Alfred Malone

No. 97, 98
- Position:: Defensive tackle

Personal information
- Born:: February 21, 1982 (age 43) Frisco City, Alabama, U.S.
- Height:: 6 ft 4 in (1.93 m)
- Weight:: 312 lb (142 kg)

Career information
- College:: Troy
- NFL draft:: 2005: undrafted

Career history
- Houston Texans (2005–2006); Green Bay Packers (2007–2008); Las Vegas Locomotives (2010–2011);

Career highlights and awards
- UFL champion (2010);

Career NFL statistics
- Total tackles:: 16
- Sacks:: 1.5
- Pass deflections:: 2
- Stats at Pro Football Reference

= Alfred Malone =

American football player (born 1982)

Alfred Wayne Malone (born February 21, 1982) is an American former professional football player who was a defensive tackle in the National Football League (NFL). He played college football for the Troy Trojans and was signed by the Houston Texans as an undrafted free agent in 2005.

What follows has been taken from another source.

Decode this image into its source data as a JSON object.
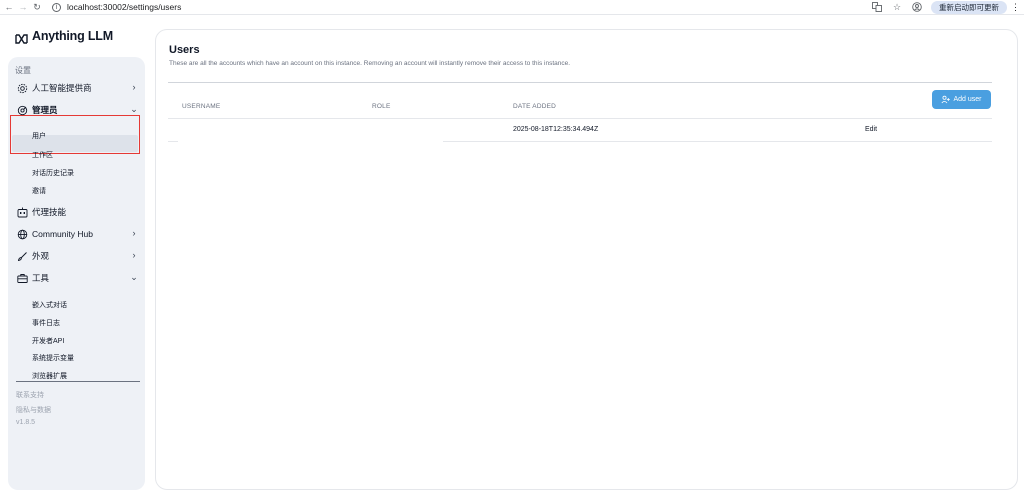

Malone also played for the Green Bay Packers and Las Vegas Locomotives.

==Early life==
Malone attended Frisco City High School where he played defensive end and tight end.

==College career==
Malone started his college career at Georgia Tech before transferring to Troy University. During his college time he recorded 50 sacks.